Musk shared online claims that the former Labour PM issued a circular to UK police forces effectively telling them not to prosecute rape gangs.
The multi-billionaire owner of X also claimed current Prime Minister Sir Keir Starmer was "deeply complicit in the mass rapes in exchange for votes".
A spokesperson for Gordon Brown said there was "no basis" for the allegations made against him.
Musk started posting excerpts from official documents and shocking court transcripts from grooming gang trials after UK Safeguarding Minister Jess Phillips denied Oldham Council's request for the Home Office to lead a public inquiry into child sexual exploitation in the town.
He accused Starmer of being "complicit in the rape of Britain" during his tenure as Director of Public Prosecutions (DPP) between 2008 and 2013, for failing to tackle the gangs of mostly Pakistani men who raped girls.
On Monday Musk, the world's richest man, then accused Brown of committing "an unforgivable crime against the British people" and said he "sold those little girls for votes" over his handling of grooming gangs while in office.

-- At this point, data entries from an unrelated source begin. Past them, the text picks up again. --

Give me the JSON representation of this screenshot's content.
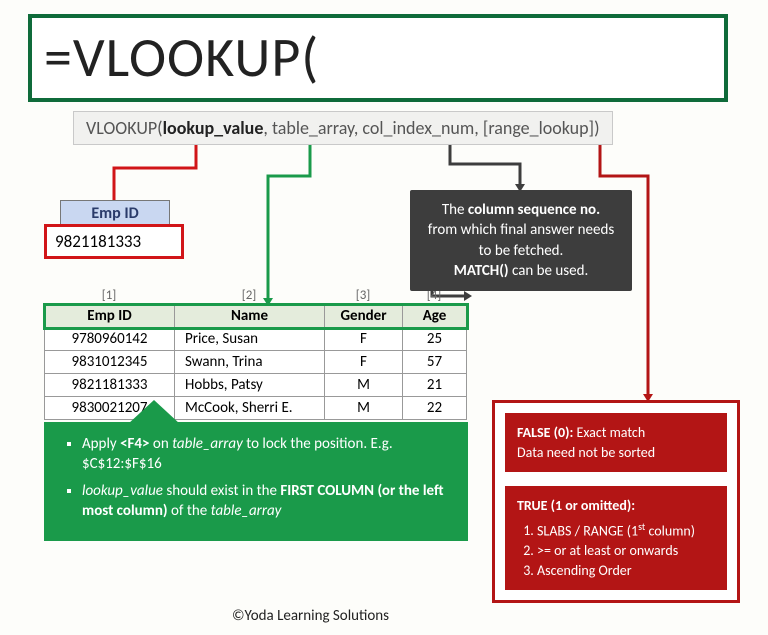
{
  "formula": "=VLOOKUP(",
  "syntax": {
    "fn": "VLOOKUP(",
    "arg1": "lookup_value",
    "sep1": ", ",
    "arg2": "table_array",
    "sep2": ", ",
    "arg3": "col_index_num",
    "sep3": ", ",
    "arg4": "[range_lookup]",
    "close": ")"
  },
  "lookup": {
    "label": "Emp ID",
    "value": "9821181333"
  },
  "col_indices": {
    "c1": "[1]",
    "c2": "[2]",
    "c3": "[3]",
    "c4": "[4]"
  },
  "table": {
    "headers": {
      "emp": "Emp ID",
      "name": "Name",
      "gender": "Gender",
      "age": "Age"
    },
    "rows": [
      {
        "emp": "9780960142",
        "name": "Price, Susan",
        "gender": "F",
        "age": "25"
      },
      {
        "emp": "9831012345",
        "name": "Swann, Trina",
        "gender": "F",
        "age": "57"
      },
      {
        "emp": "9821181333",
        "name": "Hobbs, Patsy",
        "gender": "M",
        "age": "21"
      },
      {
        "emp": "9830021207",
        "name": "McCook, Sherri E.",
        "gender": "M",
        "age": "22"
      }
    ]
  },
  "green_tips": {
    "t1a": "Apply ",
    "t1b": "<F4>",
    "t1c": " on ",
    "t1d": "table_array",
    "t1e": " to lock the position. E.g. $C$12:$F$16",
    "t2a": "lookup_value",
    "t2b": " should exist in the ",
    "t2c": "FIRST COLUMN (or the left most column)",
    "t2d": " of the ",
    "t2e": "table_array"
  },
  "grey_tip": {
    "l1a": "The ",
    "l1b": "column sequence no.",
    "l2": "from which final answer needs to be fetched.",
    "l3a": "MATCH()",
    "l3b": " can be used."
  },
  "red_tip": {
    "false_title": "FALSE (0):",
    "false_l1": " Exact match",
    "false_l2": "Data need not be sorted",
    "true_title": "TRUE (1 or omitted):",
    "true_1a": "SLABS / RANGE (1",
    "true_1b": "st",
    "true_1c": " column)",
    "true_2": ">= or at least or onwards",
    "true_3": "Ascending Order"
  },
  "copyright": "©Yoda Learning Solutions"
}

It was claimed that while Brown was prime minister, police officers were told not to intervene because child victims of the gangs had made a "lifestyle choice".
A spokesman for Brown - who served as MP for Dunfermline East then Kirkarldy and and Cowdenbeath from 1983 to 2015 - said it was a "complete fabrication" to suggest Brown was responsible.

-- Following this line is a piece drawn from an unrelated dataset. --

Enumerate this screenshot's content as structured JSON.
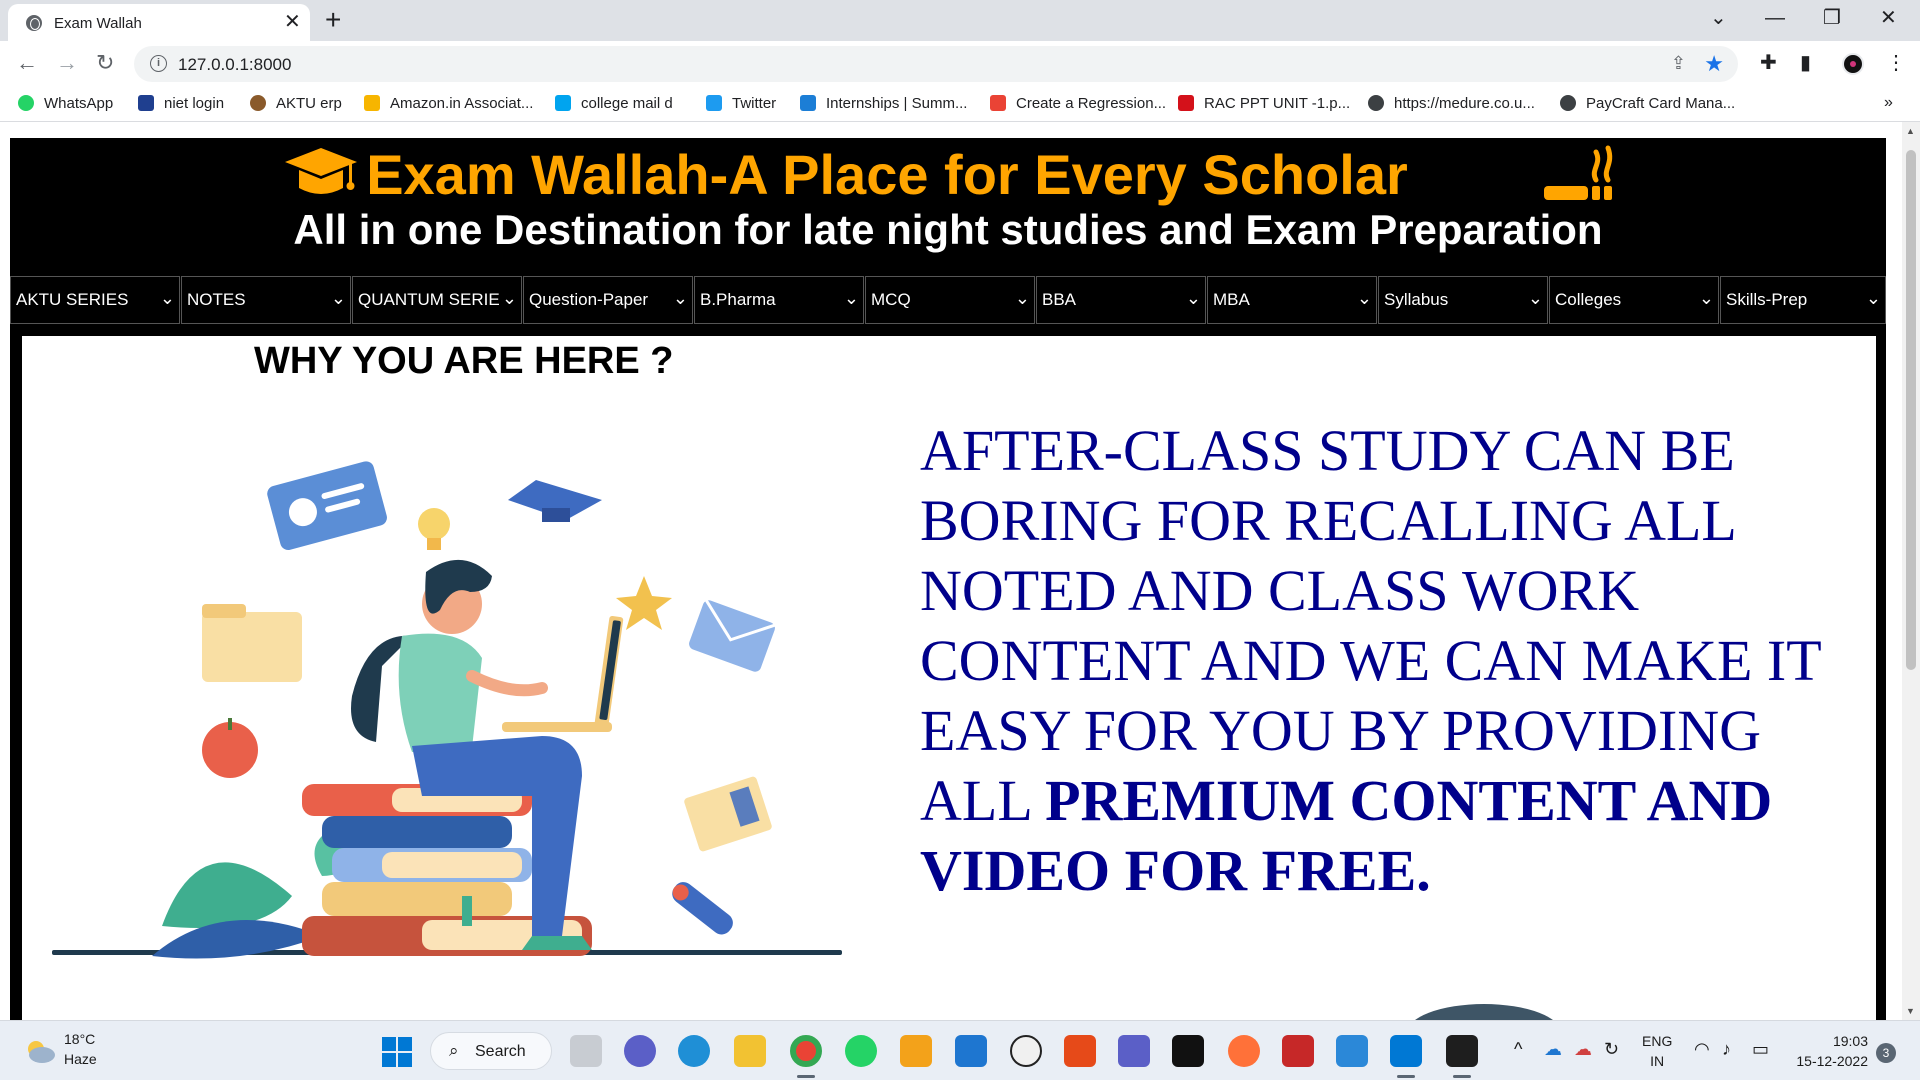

"There is no basis for such allegations at all," he said.
"There is no foundation whatsoever for alleging that Mr Brown sent, approved or was in any way involved with issuing a circular or statement to the police because it did not happen.
"The original source of this allegations has expressly accepted Mr Brown was not involved at all," he added, referring to Nazir Afzal, the former chief prosecutor who brought the first convictions of a gang in Rochdale, Greater Manchester, in 2011.

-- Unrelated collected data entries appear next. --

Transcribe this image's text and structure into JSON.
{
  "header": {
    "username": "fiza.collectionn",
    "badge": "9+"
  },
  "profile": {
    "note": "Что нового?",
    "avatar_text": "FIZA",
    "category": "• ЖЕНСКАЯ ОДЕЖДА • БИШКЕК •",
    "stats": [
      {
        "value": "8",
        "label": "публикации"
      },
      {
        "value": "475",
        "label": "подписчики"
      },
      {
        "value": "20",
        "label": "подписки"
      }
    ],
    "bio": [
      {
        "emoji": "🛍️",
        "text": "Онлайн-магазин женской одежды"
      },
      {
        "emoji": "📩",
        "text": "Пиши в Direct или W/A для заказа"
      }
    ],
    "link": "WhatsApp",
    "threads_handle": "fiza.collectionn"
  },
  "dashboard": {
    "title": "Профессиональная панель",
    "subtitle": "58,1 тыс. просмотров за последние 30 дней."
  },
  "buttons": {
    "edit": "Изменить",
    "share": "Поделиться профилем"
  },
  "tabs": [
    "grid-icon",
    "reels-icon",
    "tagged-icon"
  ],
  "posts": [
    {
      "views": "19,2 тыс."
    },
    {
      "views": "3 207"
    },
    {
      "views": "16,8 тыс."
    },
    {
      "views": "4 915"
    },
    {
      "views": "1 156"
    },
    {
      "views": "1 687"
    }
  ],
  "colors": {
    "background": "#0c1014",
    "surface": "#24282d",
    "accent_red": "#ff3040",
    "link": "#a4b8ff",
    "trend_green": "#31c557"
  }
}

"Moreover, there is no evidence that such words or actions now attributed to him by Elon Musk have ever been used by Mr Brown, because he neither said nor did them.
"When it comes to the exploitation and abuse of children and young women by sex grooming gangs, the priority for all people in public life should be to secure justice for the survivors, punishment for the perpetrators, and action at local and national level to ensure that these kind of horrific crimes can never be allowed to happen again.
"But that collective endeavour is undermined when some individuals and media outlets instead propagate outright lies about the reasons that these crimes happened in the past."
Afzal, who went on to prosecute hundreds of men from child sex abuse gangs, said some police officers had wrongly interpreted Home Office guidance "to mean that lifestyle choice was a factor in whether or not victims were safeguarded".
'Free to have tough conversations'
On Monday Sir Keir defended his own record on tackling grooming gangs, saying he had dealt with the problem "head-on" as director of public prosecutions.
He said: "I reopened cases that had been closed and supposedly finished, I brought the first major prosecution of an Asian grooming gang - in the particular case it was in Rochdale, but it was the first of its kind, there were many that then followed that format.
"We changed, or I changed, the whole prosecution approach, because I wanted to challenge and did challenge the myths and stereotypes that were stopping those victims being heard."
Alongside Musk's comments, senior Conservatives and Reform UK MPs have also spent the week calling for a national inquiry into child sexual exploitation.
Conservative leader Kemi Badenoch called for a "full national inquiry into the rape gangs scandal" and defended shadow justice secretary Robert Jenrick after he tweeted that "importing hundreds of thousands of people from alien cultures, who possess medieval attitudes towards women" had led to the scandal.
In a post on X responding to criticism of Jenrick, Badenoch said: "We MUST be free to have tough conversations, no matter how difficult that may be to hear."